Keywords: Elasticsearch | Disk Watermark | Read-Only Index | cluster_block_exception | Disk Space Management
Abstract: This article provides a comprehensive analysis of the cluster_block_exception error in Elasticsearch, explaining the disk watermark mechanism and its impact on index states. Through practical examples, it demonstrates how Elasticsearch automatically sets indices to read-only mode when the flood stage disk watermark exceeds the 95% threshold. The paper presents two main solutions: freeing up disk space with manual read-only lock removal, and adjusting disk watermark configuration parameters. It also discusses different handling strategies for production versus development environments, providing specific curl command examples and configuration modification methods.
Problem Phenomenon and Error Analysis
When performing document write operations in Elasticsearch, developers often encounter the cluster_block_exception [FORBIDDEN/12/index read-only / allow delete (api)] error. This error indicates that the Elasticsearch cluster has entered read-only mode, preventing normal write operations. In Elasticsearch log files, warning messages like flood stage disk watermark [95%] exceeded ... all indices on this node will marked read-only typically accompany this error.
Disk Watermark Mechanism Explanation
Elasticsearch incorporates a comprehensive disk space management mechanism that monitors disk usage through three key watermark thresholds: low watermark, high watermark, and flood stage watermark. These watermarks can be configured based on either percentage of disk space or absolute capacity.
By default, the flood stage watermark is set to 95%, meaning Elasticsearch triggers protective measures when disk usage reaches 95%. This design is based on an important consideration: maintaining adequate free space is crucial for system stability and performance optimization, even on large-capacity disks. For example, on a 1TB disk, the 95% watermark corresponds to requiring at least 50GB of available space.

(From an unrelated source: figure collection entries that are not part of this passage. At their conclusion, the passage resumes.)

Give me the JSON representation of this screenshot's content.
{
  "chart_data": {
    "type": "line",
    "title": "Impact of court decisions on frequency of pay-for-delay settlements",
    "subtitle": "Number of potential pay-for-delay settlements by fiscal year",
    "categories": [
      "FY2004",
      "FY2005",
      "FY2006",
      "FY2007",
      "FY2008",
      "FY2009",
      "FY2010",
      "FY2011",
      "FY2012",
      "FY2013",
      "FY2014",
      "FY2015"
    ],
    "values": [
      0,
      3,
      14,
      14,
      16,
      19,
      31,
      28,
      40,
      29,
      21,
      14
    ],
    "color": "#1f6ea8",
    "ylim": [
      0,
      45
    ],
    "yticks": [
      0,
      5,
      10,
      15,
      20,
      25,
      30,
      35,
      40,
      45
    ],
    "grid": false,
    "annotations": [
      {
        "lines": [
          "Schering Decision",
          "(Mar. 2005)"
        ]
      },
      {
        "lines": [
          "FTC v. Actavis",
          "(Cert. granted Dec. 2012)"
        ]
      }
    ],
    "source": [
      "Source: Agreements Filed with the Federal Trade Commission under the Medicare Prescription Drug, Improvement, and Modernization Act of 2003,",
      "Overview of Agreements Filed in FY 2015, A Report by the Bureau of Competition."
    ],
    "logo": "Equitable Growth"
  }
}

Solution One: Freeing Up Disk Space
The most direct solution involves cleaning up disk space to ensure available space exceeds the flood stage watermark threshold. However, it's important to note that even when disk space returns to safe levels, Elasticsearch does not automatically remove the read-only status from indices. Developers need to manually execute the following command to reset the read-only attribute of indices:
curl -XPUT -H "Content-Type: application/json" https://[YOUR_ELASTICSEARCH_ENDPOINT]:9200/_all/_settings -d '{"index.blocks.read_only_allow_delete": null}'
This command uses Elasticsearch's REST API to modify settings for all indices, resetting the index.blocks.read_only_allow_delete property to null, thereby removing the read-only restriction.
Solution Two: Adjusting Watermark Configuration
In certain scenarios, particularly in development environments or for specific business requirements, adjusting the default watermark configuration may be more appropriate. Elasticsearch allows dynamic modification of these parameters through the cluster settings API:
PUT _cluster/settings
{
"transient": {
"cluster.routing.allocation.disk.watermark.low": "100gb",
"cluster.routing.allocation.disk.watermark.high": "50gb",
"cluster.routing.allocation.disk.watermark.flood_stage": "10gb",
"cluster.info.update.interval": "1m"
}
}
In this configuration example, we switch the watermarks from percentage-based to absolute capacity-based. The low watermark is set to 100GB, high watermark to 50GB, and flood stage to 10GB. Additionally, the cluster information update interval is adjusted to 1 minute to ensure timely monitoring of disk status.
Environmental Differences and Best Practices
The choice between solutions depends on the specific usage environment. In production environments, prioritizing disk space cleanup is recommended as it aligns with the system's design intent—protecting data integrity. In development or testing environments, appropriately adjusting watermark configurations can avoid frequent maintenance operations.
Referencing actual cases, Elasticsearch instances running in Docker environments are equally affected by these mechanisms. As shown in the reference article, even when containers are allocated sufficient memory (such as 16GB), insufficient disk space will still trigger read-only protection. This reminds us that in containerized deployments, we must not only focus on memory configuration but also ensure persistent storage has adequate capacity.
Preventive Measures and Monitoring Recommendations
To prevent recurrence of similar issues, establishing a comprehensive disk space monitoring system is advised. Real-time tracking of disk usage can be achieved through Elasticsearch's built-in monitoring features or third-party monitoring tools. Additionally, regular cleanup of unnecessary index data, optimization of index mappings, and enabling index lifecycle management (ILM) can effectively prevent disk space shortages.
For large-scale production environments, implementing shard allocation filtering strategies to distribute indices across different data nodes can prevent excessive disk pressure on individual nodes. This distributed storage approach not only enhances system fault tolerance but also better balances disk load.